Information security isn't the only field dealing with safeguards and related compliance challenges. Restaurants are expected to implement measures for safely handling food. Yet, economic realities and other priorities may cause them to priorities other aspects of the business over food safety. Since customers rarely have the visibility into food-handling practices, municipalities often take it upon themselves to enforce compliance with sanitation requirements.
Might the less mature InfoSec industry learn from the practices of overseeing compliance with food safety rules? There is lots to explore here, but I'll limit myself to the recent practice of the New York City Health Department to issue public letter grades to restaurants as part of its sanitation inspections.
Grading Restaurants' Food Safety
Starting July 2010, the New York City began requiring "restaurants to post letter grades that correspond to scores received from sanitary inspections." In addition to seeing the grades when visiting the establishments, restaurant patrons can obtain inspection details on the department's website and mobile app.
When assessing compliance with NYC's food safety regulations, the inspectors assign points for the observed violations, as outlined in the scoring guide. The restaurant receives a letter grade based on the number of points. Passing the inspection requires grades A, B or C. Restaurants that earned a non-A grade can contest the sited violations; during this period, the restaurant can either post the initial grade or the "Grade Pending" sign.
According to the NYC Health Department, those who receive A will be inspected approximately once year, but those receiving lower marks will get more frequent visits. The resulting system pays the most attention to low-scoring businesses, which warrant the closest monitoring.
Food Safety Compliance Incentives for Restaurants
The public display of sanitation inspection grades is meant to provide the restaurants with the incentive to improve their food-handling practices. The assumption is that customers will prefer to eat in an "A" establishment, rather than the one that received the "C" grade.
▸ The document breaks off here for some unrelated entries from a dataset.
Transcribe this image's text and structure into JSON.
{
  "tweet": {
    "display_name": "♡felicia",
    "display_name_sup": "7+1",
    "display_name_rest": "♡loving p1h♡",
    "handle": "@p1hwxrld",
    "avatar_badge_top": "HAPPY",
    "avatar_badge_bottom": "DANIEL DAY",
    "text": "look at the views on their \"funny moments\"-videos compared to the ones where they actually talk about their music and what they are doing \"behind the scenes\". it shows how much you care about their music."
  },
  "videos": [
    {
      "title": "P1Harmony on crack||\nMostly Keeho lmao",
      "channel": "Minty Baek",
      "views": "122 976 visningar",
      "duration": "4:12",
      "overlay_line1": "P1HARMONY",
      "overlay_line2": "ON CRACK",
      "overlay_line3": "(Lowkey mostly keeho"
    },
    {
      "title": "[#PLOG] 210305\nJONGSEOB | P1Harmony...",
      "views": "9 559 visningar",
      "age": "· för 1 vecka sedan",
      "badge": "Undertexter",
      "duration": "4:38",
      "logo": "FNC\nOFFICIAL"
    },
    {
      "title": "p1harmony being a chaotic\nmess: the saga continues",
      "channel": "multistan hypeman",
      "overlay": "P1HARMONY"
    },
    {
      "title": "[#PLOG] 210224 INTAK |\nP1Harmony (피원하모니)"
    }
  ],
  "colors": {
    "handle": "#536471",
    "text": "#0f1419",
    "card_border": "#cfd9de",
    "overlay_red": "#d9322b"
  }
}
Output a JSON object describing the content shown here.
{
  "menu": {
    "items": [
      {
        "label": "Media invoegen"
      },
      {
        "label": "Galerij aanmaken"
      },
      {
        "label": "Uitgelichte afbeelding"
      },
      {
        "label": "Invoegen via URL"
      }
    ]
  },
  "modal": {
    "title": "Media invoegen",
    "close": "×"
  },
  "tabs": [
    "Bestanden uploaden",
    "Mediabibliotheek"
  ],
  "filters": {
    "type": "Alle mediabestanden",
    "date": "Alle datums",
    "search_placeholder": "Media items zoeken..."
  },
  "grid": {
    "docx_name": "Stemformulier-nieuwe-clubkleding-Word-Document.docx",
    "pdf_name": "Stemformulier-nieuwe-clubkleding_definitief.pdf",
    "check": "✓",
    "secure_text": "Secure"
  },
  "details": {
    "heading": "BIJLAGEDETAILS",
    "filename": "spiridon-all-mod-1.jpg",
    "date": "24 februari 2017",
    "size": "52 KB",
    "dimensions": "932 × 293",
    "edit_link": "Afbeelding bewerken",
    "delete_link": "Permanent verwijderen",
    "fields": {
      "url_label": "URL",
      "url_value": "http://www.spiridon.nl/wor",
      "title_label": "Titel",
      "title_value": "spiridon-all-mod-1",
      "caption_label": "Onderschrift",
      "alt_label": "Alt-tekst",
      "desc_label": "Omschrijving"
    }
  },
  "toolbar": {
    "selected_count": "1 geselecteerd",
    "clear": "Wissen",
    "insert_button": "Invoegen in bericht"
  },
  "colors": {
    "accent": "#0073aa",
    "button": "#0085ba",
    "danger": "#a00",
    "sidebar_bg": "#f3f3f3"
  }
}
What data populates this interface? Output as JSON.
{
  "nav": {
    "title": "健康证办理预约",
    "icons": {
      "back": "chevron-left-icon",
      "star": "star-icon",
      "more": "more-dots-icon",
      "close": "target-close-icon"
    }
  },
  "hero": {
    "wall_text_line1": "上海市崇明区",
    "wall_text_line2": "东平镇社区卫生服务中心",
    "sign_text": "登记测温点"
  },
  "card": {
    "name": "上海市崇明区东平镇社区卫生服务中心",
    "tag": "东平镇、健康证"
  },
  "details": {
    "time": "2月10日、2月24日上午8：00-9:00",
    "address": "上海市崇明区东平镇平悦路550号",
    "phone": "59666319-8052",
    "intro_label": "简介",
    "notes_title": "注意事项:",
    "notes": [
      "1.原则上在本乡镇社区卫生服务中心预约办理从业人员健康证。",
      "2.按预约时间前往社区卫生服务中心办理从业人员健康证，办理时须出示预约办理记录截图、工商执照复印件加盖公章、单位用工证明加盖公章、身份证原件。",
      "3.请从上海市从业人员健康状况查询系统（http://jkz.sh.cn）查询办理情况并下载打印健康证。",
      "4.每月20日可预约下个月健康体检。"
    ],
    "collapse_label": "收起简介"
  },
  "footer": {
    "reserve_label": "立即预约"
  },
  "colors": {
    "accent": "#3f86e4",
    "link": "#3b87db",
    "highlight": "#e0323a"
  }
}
To motivate restaurants to improve their sanitation posture, NYC only issues a non-A grade after a second inspection, which occurs announced about a month after the initial inspection. According to the initial data published by the NYC Health Department, the incentive to improve sanitation might actually work:
"Just 27% of restaurants received A grades (0 to 13 violation points) on initial inspection… But among those scoring in the B range (14 to 27 violation points) on initial inspection, nearly 44% improved to earn an A grade on second inspection. Of restaurants that scored in the C range (28 or more violation points) on their first inspection, 72% improved enough to earn an A or B on the second."
Letter Grades for Information Security
Like restaurants, consumer-oriented services on the web have a customer base that lacks the the visibility and skills to assess the risks of patronizing the website. As the result, the users have to rely on some third-party signal that the desired service may be "secure."
Presently, the security signals are weak and rarely adequate, as they merely include the presence of SSL/TLS or a security seal indicating that the site was scanned for vulnerabilities. PCI Data Security Standard (DSS) offers some help in this regard, yet it only applies to card payment-processing sites and lacks the awareness among non-technical consumers. Moreover, PCI DSS is binary—the site either passed or failed—which encourages some business to fudge facts to achieve compliance, diluting the value of the PCI DSS effort.
We would benefit from having a clear set of bare minimum security requirements that systems processing information need to abide by. In fact, the CIS Controls project comes pretty close to defining such measures. I'd love to see a program that assigns letter grades to consumer sites on the Internet based on the number of such controls that were lacking. Yet, who would assess and enforce compliance? And who would pay for the cost of such a program? It's not going to happen on the Internet any time soon.
For a tactical example of the use of the letter grade to assess specific security controls of system, take a look at the free Qualys SSL Labs tool, which examines SSL/TLS aspects of the server's configuration and assigns a letter grade accordingly. Another example of using letter grades to signal the company's security posture comes from companies such as BitSight and SecurityScorecard, who provide their customers with security ratings reports about companies; such reports are generally not suited for consumption by individual consumers.
I know I'm asking more questions than I'm answering, yet I think there is something to the approach of motivating businesses to improve safety through a public display of grades.